Convened by Harry LIEBERSOHN, Professor of History, University of Illinois and Jürgen OSTERHAMMEL, Professor of History, University of Konstanz.

August 2017, University of Michigan, USA

July 29 to August 9, 2013, Berlin, Germany, organized by the Wissenschaftskolleg

August 3 to 16, 2014, National Humanities Center, Research Triangle Park, North Carolina, USA

This Summer Institute proposes to examine first encounters between Westerners (including overseas settlers) and non-Westerners from 1750 to 1940 and the questions they raise about the possibilities of understanding between European and non-European cultures. Within the five centuries of European expansion, imperialism, and decolonization, the phrase “cultural encounters” refers to the understandings and misunderstandings that took place as people from different parts of the world met face to face, often with little or no previous knowledge of one another. How at the local level did cultural encounters reshape the arts around the world? How were encounters not merely local, but conditioned by regional, national, and global structures? How has their history continued to pattern global relations between representatives of different cultures down to the present day?

The goal of the SIAS Summer Institutes is to sponsor joint interdisciplinary work by young European and American researchers, thus fostering research networks and common activities. The idea is that cohort formation will, in the long run, contribute to close ties between research activities in Europe and the USA while simultaneously supporting the further development of new fields of research.

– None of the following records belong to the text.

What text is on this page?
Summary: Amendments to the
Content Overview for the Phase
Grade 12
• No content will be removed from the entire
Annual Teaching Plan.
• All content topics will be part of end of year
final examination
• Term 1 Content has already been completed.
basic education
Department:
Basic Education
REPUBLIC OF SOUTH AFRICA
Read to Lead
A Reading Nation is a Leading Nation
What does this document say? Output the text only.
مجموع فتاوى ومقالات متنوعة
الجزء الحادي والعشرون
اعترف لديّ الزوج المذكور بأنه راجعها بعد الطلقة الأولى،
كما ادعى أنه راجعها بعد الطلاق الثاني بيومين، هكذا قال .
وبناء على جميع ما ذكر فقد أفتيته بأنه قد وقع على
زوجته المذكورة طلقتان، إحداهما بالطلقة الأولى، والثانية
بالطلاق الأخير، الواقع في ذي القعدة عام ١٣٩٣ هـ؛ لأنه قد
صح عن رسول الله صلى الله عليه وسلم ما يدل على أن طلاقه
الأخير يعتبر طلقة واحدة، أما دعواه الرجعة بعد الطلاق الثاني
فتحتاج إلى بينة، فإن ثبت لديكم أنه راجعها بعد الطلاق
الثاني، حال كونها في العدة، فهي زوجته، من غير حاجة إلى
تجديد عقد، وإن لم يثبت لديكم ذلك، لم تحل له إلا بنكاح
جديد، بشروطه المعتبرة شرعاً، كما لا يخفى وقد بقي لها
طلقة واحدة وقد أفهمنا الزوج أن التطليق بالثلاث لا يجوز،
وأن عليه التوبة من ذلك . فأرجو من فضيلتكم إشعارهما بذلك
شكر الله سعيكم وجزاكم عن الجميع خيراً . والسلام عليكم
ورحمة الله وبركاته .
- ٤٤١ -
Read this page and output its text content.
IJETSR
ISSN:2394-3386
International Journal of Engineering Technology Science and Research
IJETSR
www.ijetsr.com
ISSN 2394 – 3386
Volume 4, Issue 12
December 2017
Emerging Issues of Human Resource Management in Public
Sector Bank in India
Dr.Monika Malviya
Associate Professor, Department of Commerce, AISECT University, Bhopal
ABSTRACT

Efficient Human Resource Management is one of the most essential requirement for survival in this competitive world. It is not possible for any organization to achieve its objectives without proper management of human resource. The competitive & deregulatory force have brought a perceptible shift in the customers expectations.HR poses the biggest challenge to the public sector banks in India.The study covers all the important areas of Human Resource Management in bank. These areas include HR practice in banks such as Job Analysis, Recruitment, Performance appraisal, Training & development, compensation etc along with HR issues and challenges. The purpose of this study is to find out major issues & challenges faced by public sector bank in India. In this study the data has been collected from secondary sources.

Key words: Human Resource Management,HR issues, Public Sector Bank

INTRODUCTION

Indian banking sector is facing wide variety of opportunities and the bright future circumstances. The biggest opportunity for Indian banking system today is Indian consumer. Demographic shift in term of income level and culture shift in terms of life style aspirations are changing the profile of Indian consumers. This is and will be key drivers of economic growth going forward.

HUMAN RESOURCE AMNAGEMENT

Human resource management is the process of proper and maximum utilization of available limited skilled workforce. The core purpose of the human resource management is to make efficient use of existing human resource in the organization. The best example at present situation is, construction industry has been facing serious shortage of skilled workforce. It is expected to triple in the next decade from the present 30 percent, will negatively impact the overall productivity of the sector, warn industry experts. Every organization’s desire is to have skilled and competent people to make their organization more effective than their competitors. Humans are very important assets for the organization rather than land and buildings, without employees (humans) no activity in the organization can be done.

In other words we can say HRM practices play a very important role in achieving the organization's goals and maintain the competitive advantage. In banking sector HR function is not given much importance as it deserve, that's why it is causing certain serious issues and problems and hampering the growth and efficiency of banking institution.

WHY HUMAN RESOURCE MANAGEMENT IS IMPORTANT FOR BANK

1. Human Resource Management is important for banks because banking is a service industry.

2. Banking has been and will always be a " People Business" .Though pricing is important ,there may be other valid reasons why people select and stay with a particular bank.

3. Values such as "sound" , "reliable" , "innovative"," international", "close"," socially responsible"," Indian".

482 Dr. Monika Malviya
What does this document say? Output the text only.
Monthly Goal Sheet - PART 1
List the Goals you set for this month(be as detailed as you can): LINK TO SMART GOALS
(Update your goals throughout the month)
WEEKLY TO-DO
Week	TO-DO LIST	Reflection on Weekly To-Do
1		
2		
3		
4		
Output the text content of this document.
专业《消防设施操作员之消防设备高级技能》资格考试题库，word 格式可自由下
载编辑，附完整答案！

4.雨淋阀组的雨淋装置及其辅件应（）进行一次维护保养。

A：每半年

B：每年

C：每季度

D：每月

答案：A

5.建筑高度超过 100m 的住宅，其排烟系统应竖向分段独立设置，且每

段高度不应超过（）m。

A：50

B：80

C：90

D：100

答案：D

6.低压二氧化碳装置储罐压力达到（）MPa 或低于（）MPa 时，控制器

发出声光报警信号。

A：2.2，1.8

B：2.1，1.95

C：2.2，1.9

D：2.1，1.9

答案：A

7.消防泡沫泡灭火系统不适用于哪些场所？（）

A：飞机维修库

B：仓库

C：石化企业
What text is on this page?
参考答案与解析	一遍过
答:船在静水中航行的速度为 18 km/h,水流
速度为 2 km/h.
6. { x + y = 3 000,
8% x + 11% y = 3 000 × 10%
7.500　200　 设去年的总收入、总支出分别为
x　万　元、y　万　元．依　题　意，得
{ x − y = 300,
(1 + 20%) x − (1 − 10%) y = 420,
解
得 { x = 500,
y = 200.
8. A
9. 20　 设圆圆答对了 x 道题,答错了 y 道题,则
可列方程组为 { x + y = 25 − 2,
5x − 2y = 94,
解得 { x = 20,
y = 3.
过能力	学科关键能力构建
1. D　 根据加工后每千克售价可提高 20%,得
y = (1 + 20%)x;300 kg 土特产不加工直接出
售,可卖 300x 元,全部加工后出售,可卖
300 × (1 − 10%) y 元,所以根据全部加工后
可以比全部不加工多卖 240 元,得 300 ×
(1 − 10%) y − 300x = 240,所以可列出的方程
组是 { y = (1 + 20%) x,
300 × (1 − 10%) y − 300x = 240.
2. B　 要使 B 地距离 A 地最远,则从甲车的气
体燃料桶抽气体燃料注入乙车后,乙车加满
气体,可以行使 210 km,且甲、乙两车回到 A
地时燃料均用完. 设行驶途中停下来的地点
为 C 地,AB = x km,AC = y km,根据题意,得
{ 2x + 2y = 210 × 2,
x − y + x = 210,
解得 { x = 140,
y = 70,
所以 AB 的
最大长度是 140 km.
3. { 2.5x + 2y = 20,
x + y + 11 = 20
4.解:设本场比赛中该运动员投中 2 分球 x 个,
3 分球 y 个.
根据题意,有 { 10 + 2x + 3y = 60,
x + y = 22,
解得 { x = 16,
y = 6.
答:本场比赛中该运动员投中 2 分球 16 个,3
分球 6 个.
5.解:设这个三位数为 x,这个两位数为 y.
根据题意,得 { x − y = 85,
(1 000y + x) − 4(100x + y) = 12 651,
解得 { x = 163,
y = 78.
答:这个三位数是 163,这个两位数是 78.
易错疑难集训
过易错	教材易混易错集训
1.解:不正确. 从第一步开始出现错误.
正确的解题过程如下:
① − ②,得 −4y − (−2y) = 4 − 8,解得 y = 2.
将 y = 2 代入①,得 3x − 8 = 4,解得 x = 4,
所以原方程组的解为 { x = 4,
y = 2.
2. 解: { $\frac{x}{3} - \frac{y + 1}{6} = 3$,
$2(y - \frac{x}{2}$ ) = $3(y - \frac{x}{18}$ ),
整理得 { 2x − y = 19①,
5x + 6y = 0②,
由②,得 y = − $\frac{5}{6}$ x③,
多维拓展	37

Every Summer Institute consists of two 10- to 14-day workshops held in consecutive years, alternating between Europe and the United States. A team of one European and one American researcher heads the Summer Institute, in which these two Convenors and 20 Fellows - generally 10 Europeans and 10 Americans - as well as two to four specialists take part. Doctoral candidates and post-docs can apply for the publicly offered stipends. Post-docs' doctorates should have been completed no longer than five years earlier and their research work should have addressed the topic in question. Accepting the stipend obligates the researcher to take part in both workshops.